I am learning penetration testing, and I am trying to perform linux privilege escalation using docker. So I created a new user with the minimum permissions and I added it to the docker group. The problem now is that this new user cannot run docker.
I tried to change the permission for this user using chmod but it does not work. Can anyone help me please to permit the new user to run docker!! this is the new user : pentester:x:1001:1001::/home/pentester:/bin/bash and this is the docker group : docker:x:976:anasgharsa,pentester and when I am connected with the new user and try “docker images” or “docker ps” I get this error message : “unable to get absolute bin path: stat .: permission denied”
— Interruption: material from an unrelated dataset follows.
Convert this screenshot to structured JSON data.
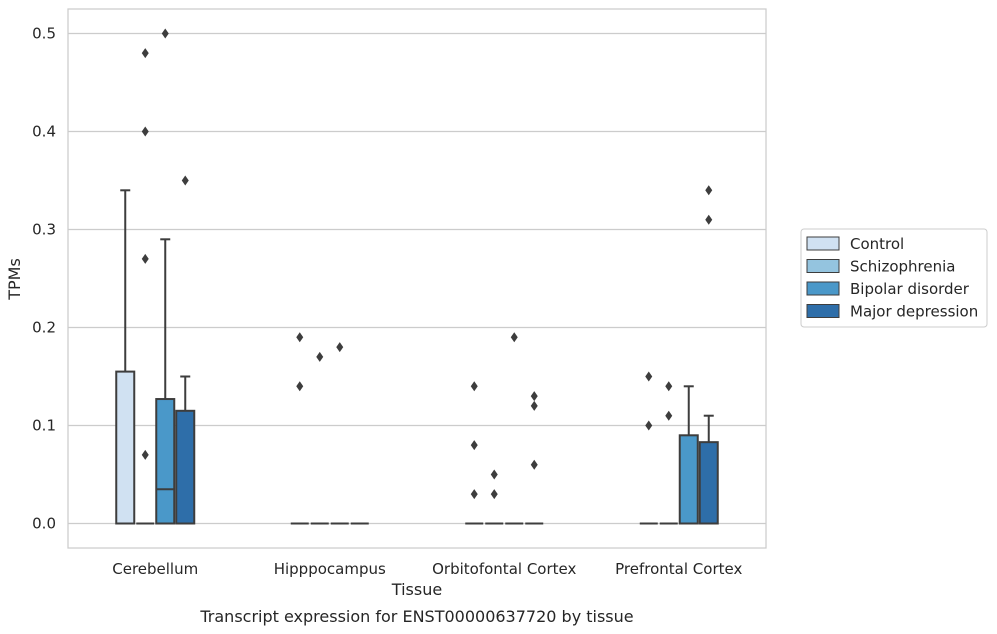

first of all thank you for your reply .so what can i do ?? how can I fix this? even the other user “anasgharsa” has GID 1000 and still can run docker without any problem
You’re welcome. The user that you setup as yourself is in the Wheel group so it has elevated permissions already. It could just be as simple as a SELinux issue since it is access that is at issue. Can you run the container using Podman instead of Docker? Just to try it out.
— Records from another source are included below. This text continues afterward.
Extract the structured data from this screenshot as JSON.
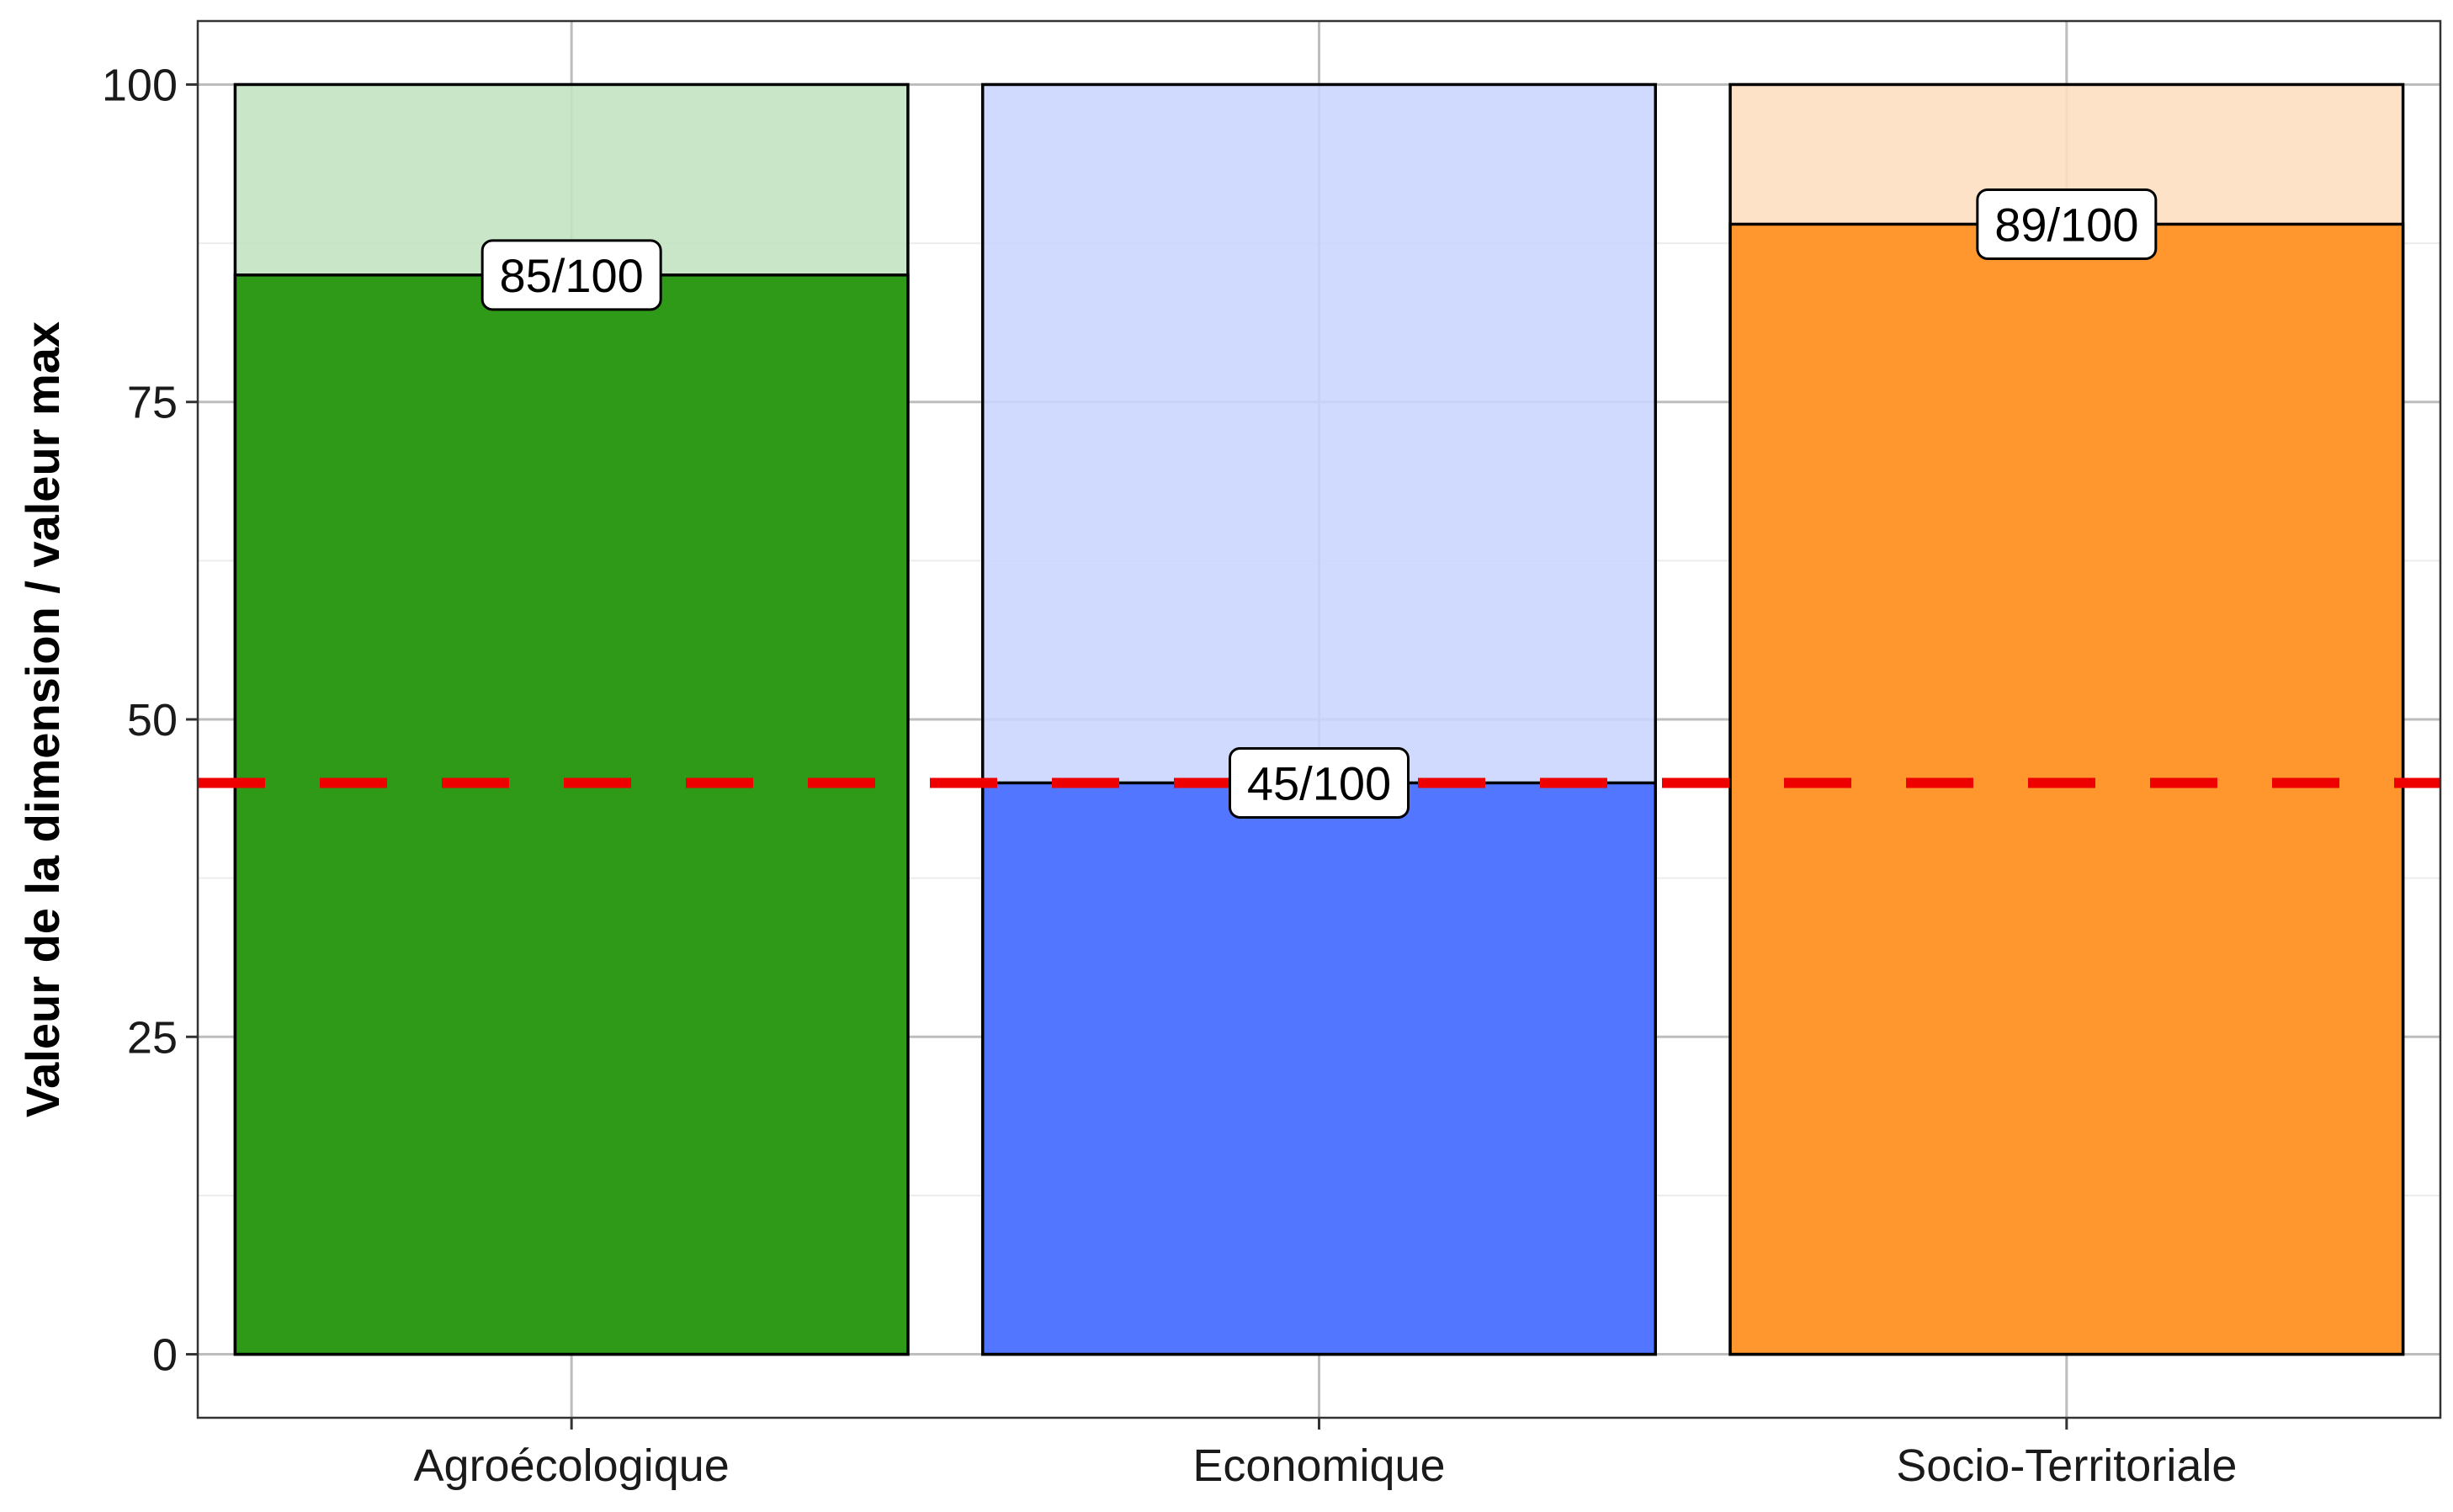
{
  "chart_data": {
    "type": "bar",
    "title": "",
    "xlabel": "",
    "ylabel": "Valeur de la dimension / valeur max",
    "categories": [
      "Agroécologique",
      "Economique",
      "Socio-Territoriale"
    ],
    "values": [
      85,
      45,
      89
    ],
    "max_values": [
      100,
      100,
      100
    ],
    "value_labels": [
      "85/100",
      "45/100",
      "89/100"
    ],
    "ylim": [
      -5,
      105
    ],
    "yticks": [
      0,
      25,
      50,
      75,
      100
    ],
    "ytick_labels": [
      "0",
      "25",
      "50",
      "75",
      "100"
    ],
    "reference_line": {
      "value": 45,
      "style": "dashed",
      "color": "#ee0000"
    },
    "grid": true,
    "legend": "none",
    "colors": {
      "fill": [
        "#2e9a17",
        "#5276ff",
        "#ff962e"
      ],
      "background_fill": [
        "#c3e2c0",
        "#cad5ff",
        "#fedebf"
      ],
      "outline": "#000000",
      "grid_major": "#bdbdbd",
      "grid_minor": "#ececec"
    }
  }
}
thank you so much for the clarification! I tried what you suggested and it works but when I run docker ps -a it give another results, not the same containers that I have, is it normal ?
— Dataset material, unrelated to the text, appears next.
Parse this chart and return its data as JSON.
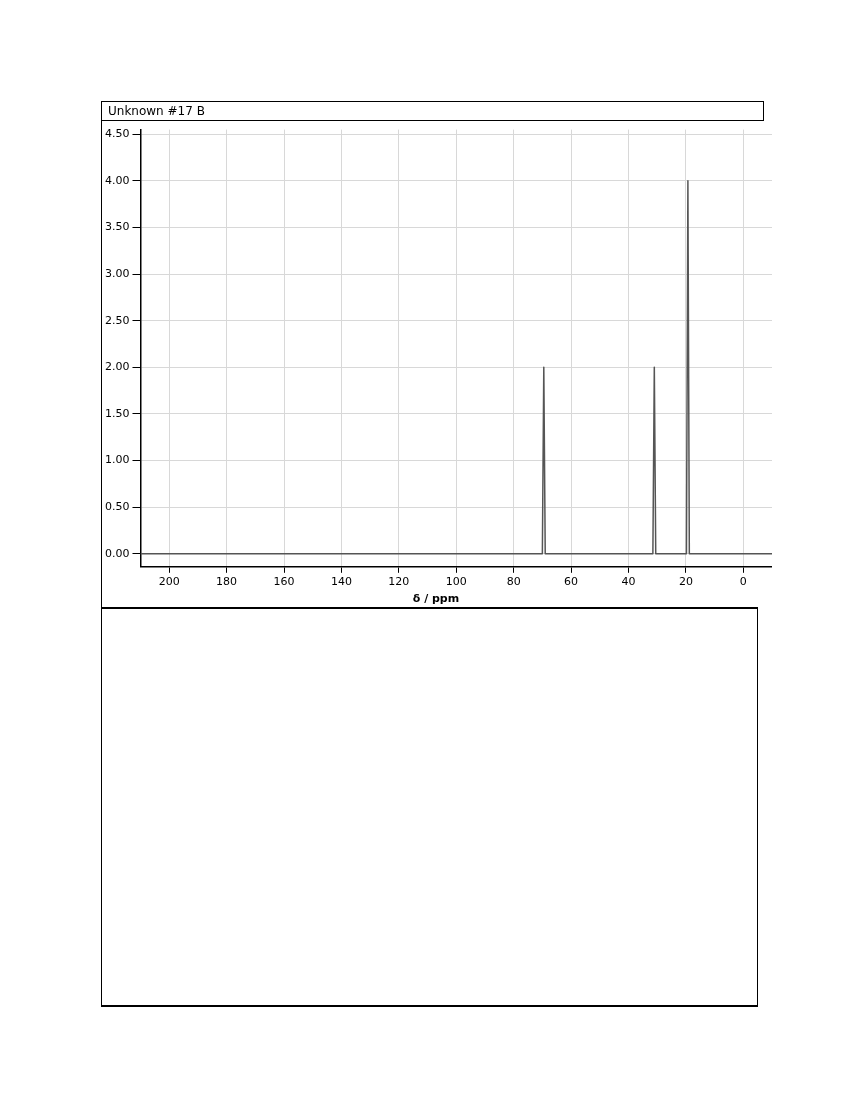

Thank you for your reply, I will try podman instead of docker, but the problem is that this is an academic project for the university and the professor want docker
Then by all means get it working with Docker.
Podman is included with the base Fedora install normally.
The problems with Docker relate to the fact it used to require a daemon, with root privileges which is sort of counter intuitive for a normal user to have to be root to start something. Also they used a different runtime (I think runc instead of crun???). Docker came out with daemonless docker not that long ago and there has been work inside the community around it. Thats why there is a docker package in Fedora Repo’s.